2. He reminded me of a
fact that I had forgotten, that the Beatles wrote ‘Dear Prudence’ to Mia
Farrow’s sister to convince her to leave her room and join them, when they were all in India with the Maharishi
Mahesh Yogi.
3. It is pointed out that one
of the singing duo, Jan and Dean, Dean Torrence, who later appeared on a bill
with Sinatra, was originally charged in the kidnap of Frankie, Jr, Frank’s son.
4. We learn that Sinatra was desperate to play Angelo Maggio in From Here to Eternity (1953) after reading the book by James Jones, before a movie was even dreamt of. He was determined to get this role, sending telegrams and letters to director Fred Zinnemann, begging for the part and signing himself as Maggio. He ended up delivering possibly the performance of his career and winning an Academy Award.
Kaplan's effort is an astonishing, daring
and flawless juggling act.
Brad Dexter
Even an aside is delivered
with wit and insight. For instance, we learn about an incident when Frank
nearly drowned. There’s a difference of opinion over who saved him or even whether he needed saving. One possible rescuer is given as Brad Dexter. Kaplan says
he’s the member of The Magnificent Seven (1960), who everyone
forgets. Test your friends, he’s right.
It’s as if we’re tracing the
patterns of certain threads in a tapestry, from where they end back to where
they start or vice versa, everything analysed, examined as one brilliant colour
or interesting shape, understood separately, but also as part of the whole
glorious picture. Or it’s a patchwork quilt, designed by an artist so that each
patch conveys an element of the story. It’s a work that seems effortless but of
course isn’t. I have to give Kaplan kudos for making it seem so.
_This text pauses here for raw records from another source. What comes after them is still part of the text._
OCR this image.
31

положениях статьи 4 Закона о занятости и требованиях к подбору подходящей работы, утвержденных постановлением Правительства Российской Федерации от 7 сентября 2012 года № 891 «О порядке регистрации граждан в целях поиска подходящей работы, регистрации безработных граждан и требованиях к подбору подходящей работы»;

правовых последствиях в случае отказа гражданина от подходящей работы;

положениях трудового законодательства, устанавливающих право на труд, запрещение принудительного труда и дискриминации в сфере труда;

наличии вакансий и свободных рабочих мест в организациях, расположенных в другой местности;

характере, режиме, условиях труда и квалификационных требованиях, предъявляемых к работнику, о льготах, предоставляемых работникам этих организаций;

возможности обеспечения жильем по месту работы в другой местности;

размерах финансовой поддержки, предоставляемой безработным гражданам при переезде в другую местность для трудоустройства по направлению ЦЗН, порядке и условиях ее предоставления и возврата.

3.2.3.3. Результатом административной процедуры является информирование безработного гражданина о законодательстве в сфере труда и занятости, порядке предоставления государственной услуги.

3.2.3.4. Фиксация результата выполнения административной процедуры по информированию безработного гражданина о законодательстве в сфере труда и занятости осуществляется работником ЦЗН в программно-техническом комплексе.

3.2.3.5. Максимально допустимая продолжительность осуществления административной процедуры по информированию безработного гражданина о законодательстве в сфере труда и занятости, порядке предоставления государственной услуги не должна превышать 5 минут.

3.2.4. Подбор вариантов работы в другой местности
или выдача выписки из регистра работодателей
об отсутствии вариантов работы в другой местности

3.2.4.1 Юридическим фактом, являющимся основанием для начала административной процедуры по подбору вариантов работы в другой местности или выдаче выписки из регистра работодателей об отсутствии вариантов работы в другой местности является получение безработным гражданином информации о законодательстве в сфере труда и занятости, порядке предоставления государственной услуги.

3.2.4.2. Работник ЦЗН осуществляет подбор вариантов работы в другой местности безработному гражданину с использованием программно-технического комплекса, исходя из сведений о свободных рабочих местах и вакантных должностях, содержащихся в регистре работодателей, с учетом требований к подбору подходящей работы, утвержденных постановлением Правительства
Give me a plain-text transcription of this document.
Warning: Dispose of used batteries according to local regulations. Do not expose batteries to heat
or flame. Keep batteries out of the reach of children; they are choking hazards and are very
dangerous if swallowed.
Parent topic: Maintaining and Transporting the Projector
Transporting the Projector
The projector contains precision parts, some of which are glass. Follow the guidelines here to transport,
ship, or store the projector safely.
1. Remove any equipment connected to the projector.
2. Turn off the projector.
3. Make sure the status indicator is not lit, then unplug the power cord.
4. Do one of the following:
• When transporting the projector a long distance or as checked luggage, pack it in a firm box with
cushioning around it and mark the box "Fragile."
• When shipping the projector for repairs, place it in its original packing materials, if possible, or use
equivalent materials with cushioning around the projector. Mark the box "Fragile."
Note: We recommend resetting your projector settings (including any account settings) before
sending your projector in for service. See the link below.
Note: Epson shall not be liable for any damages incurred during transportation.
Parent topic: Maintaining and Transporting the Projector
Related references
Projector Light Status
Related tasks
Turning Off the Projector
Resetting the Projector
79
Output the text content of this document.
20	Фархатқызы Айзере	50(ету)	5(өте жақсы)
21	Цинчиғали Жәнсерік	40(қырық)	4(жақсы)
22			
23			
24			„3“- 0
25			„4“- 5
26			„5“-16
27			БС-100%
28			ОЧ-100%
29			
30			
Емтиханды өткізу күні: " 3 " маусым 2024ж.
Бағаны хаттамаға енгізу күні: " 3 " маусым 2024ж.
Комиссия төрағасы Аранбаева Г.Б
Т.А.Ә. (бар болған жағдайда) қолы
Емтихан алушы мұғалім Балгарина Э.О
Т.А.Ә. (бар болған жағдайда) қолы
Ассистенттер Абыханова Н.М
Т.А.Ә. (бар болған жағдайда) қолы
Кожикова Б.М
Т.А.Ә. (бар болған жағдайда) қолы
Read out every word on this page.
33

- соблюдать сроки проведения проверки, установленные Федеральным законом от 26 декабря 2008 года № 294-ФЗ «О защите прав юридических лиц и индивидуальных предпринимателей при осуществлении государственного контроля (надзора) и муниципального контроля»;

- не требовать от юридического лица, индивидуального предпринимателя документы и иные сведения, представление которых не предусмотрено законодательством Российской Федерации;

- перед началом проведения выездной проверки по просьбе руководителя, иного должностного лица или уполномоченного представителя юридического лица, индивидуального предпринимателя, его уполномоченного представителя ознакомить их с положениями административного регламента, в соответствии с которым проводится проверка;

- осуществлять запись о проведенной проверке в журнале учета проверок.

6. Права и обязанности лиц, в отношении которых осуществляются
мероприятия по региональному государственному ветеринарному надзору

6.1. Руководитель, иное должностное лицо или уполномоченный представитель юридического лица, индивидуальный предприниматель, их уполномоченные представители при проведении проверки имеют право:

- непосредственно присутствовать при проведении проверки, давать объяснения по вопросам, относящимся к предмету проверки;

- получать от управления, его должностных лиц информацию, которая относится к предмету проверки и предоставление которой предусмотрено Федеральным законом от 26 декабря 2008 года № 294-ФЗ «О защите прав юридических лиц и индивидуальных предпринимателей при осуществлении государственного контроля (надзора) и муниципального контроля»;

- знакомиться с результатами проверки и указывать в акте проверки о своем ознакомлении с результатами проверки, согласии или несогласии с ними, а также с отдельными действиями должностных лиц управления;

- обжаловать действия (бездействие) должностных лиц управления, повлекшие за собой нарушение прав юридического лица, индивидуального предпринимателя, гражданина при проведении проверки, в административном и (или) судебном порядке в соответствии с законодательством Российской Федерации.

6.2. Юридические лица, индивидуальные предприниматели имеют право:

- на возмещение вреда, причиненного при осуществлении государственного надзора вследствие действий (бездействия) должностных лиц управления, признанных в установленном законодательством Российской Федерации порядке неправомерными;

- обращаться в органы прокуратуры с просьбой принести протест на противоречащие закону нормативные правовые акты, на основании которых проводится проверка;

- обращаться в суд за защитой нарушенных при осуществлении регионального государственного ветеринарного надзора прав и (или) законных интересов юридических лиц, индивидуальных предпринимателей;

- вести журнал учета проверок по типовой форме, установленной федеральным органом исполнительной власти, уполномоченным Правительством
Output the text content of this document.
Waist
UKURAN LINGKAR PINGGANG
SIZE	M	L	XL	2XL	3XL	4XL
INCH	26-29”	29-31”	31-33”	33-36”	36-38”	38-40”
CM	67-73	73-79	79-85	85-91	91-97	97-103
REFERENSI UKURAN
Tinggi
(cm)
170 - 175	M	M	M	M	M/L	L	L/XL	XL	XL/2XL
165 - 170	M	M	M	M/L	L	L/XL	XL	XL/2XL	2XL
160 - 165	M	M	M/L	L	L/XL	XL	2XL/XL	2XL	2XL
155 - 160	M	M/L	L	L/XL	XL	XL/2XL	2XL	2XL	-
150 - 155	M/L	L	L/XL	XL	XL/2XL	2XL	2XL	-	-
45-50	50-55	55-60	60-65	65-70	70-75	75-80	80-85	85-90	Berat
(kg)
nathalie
Frank Sinatra, 23, 'iconic mugshot'
There are a couple of very
minor errors that I have to point out because I’m an editor by trade. The image
on p. 14 of the first volume, of Frank’s first communion, is repeated on p. 66
but captioned the ‘iconic mugshot’, supposedly taken when young Frank was
arrested (for seduction no less). Plus he loses a couple of points for
‘iconic’, the most overused word in the English language. I can't remember the
number of times I’ve exclaimed to the TV when they use the phrase, which seems
to be daily, ‘iconic image’, ‘AN ICON IS AN IMAGE!’
James Kaplan
Also, the subtitle for the
first volume, Frank is different on
the title page to the jacket. The Making
of a Legend vs The Voice.
But, if you're at all interested in Sinatra, you must read these books - they will fuel your fascination and satisfy your curiosity.